De simples objetos domésticos passando por próteses para uso na medicina e
chegando ao espaço sideral. A NASA espera fazer das impressoras 3D um dos
pilares das futuras viagens espaciais, uma vez que ela poderia produzir
qualquer peça de reposição em caso de danos, ferramentas ou ainda objetos que
sejam necessários as viagens espaciais.
Mas as possibilidades não param
aí. Hoje, foi publicado* que se pretende substituir peças históricas perdidas
no incêndio do museu nacional, por cópias fabricadas em impressoras 3D.
A ideia veio de Cristina
Menegazzi chefe da missão de emergência da UNESCO, criada para recompor o
acervo do Museu Nacional do Rio de Janeiro. Em um primeiro momento, parece
estranho. Ter peças “fakes” sendo exibidas para o público. Mas essa prática é
mais que usual em várias partes e museus no mundo todo. Motivo: preservar a
integridade das originais. A diferença, que no nosso caso, as originais foram destruídas.

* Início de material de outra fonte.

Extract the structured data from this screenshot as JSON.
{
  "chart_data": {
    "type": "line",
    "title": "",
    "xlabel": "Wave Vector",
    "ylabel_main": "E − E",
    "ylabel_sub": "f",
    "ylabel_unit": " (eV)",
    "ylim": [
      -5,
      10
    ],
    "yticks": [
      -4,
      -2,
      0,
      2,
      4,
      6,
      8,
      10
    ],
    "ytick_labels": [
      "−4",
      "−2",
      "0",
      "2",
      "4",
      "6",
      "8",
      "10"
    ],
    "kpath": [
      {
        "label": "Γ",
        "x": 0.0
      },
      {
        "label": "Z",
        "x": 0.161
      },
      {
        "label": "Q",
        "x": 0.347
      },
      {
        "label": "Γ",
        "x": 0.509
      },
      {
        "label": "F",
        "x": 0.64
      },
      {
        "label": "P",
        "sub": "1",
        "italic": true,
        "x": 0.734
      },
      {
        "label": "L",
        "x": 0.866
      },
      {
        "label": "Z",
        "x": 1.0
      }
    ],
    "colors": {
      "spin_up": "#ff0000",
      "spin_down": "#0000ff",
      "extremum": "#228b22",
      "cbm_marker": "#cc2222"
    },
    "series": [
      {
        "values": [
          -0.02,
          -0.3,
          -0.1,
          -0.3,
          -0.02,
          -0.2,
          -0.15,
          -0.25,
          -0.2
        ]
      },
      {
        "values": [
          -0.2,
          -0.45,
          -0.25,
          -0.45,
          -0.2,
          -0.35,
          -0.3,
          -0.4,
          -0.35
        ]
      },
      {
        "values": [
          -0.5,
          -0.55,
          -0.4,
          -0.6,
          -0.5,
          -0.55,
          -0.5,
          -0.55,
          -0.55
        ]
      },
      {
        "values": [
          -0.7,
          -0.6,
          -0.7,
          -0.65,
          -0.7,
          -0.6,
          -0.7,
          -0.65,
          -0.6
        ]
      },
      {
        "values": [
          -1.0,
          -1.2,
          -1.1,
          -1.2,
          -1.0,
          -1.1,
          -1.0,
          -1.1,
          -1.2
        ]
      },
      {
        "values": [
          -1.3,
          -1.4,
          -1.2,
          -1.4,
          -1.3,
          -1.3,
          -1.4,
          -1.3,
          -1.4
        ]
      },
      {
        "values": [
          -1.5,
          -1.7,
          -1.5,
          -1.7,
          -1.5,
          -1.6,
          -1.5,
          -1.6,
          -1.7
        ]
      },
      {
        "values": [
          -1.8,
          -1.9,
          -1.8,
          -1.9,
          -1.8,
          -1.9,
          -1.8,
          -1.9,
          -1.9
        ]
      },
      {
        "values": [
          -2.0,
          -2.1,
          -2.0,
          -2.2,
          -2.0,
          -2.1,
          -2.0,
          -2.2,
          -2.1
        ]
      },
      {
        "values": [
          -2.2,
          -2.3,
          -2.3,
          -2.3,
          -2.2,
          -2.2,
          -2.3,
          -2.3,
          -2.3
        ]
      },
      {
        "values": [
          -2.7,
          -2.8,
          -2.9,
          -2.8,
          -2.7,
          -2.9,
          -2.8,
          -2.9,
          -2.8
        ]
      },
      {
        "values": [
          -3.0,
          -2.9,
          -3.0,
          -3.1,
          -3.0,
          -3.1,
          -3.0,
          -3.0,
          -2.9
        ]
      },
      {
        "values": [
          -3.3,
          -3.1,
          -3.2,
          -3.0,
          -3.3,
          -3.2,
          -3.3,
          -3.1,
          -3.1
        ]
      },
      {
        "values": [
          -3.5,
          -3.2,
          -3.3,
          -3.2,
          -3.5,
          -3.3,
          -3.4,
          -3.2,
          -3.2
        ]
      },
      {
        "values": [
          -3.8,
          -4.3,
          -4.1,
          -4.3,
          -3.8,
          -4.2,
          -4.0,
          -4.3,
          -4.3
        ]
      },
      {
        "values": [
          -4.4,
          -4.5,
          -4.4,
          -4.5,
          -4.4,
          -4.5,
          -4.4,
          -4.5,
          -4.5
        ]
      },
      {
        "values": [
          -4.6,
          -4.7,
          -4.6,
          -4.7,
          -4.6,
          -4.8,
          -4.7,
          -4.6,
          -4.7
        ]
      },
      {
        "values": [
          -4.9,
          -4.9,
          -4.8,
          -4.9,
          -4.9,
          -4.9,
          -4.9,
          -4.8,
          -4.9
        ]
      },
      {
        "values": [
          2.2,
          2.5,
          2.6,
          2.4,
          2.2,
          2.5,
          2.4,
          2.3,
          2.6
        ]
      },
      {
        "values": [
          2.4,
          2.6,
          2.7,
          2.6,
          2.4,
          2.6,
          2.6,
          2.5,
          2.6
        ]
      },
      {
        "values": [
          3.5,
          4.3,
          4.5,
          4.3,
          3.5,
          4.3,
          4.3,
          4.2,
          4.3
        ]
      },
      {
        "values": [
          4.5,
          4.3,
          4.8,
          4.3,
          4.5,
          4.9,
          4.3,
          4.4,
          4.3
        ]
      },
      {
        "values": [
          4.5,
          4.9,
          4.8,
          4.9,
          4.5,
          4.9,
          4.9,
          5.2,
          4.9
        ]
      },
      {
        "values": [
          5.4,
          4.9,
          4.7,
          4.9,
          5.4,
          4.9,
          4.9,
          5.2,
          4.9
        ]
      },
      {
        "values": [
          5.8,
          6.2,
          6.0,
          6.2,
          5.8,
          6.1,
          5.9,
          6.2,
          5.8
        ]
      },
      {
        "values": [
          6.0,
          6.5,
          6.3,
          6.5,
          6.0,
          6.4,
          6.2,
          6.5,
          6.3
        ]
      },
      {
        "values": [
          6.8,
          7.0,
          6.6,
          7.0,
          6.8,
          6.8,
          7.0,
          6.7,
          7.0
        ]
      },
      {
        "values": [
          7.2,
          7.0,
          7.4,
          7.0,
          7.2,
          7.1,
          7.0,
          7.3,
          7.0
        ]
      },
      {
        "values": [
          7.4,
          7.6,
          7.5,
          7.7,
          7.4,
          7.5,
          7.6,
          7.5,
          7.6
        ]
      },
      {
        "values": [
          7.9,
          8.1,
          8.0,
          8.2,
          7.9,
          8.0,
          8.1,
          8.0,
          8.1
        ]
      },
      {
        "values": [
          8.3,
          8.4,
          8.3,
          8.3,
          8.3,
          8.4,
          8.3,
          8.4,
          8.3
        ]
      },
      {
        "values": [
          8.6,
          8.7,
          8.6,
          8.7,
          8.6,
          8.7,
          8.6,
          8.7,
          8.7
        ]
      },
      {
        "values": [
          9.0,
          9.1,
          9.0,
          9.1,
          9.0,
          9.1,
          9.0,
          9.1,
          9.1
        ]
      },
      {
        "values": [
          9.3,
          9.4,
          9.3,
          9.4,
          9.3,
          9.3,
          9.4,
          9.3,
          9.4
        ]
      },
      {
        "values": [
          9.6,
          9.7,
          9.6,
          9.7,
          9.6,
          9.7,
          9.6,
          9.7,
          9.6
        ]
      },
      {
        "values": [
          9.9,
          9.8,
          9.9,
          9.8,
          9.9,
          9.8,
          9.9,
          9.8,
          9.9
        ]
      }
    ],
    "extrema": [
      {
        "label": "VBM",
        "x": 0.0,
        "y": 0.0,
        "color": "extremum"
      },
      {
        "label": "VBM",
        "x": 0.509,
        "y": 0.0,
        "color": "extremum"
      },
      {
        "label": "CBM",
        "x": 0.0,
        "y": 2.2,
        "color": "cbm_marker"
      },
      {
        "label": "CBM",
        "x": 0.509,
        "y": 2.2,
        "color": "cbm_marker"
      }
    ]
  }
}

Eu pude ver, na Academia de Ciencias da California, em São Franciso, vários fósseis,
entre os quais da famosa Lucy, que eram meras reproduções. A estatua de Davi,
feita por Michelangello exibida na rua, em Florença é uma reprodução. A
original está guardada, pois estava sofrendo desgaste pela poluição do ar elem claro,
das chuvas, sol e vento. E é assim, muitas outras obras artísticas e
históricas.
Não vejo problema nisso. O
problema é o que aconteceu com as originais e o desleixo das autoridades para
com nossa cultura.
Mais uma grande utilidade para
esse grande avanço tecnológico. A impressora 3D. Ainda vou ter uma para mim.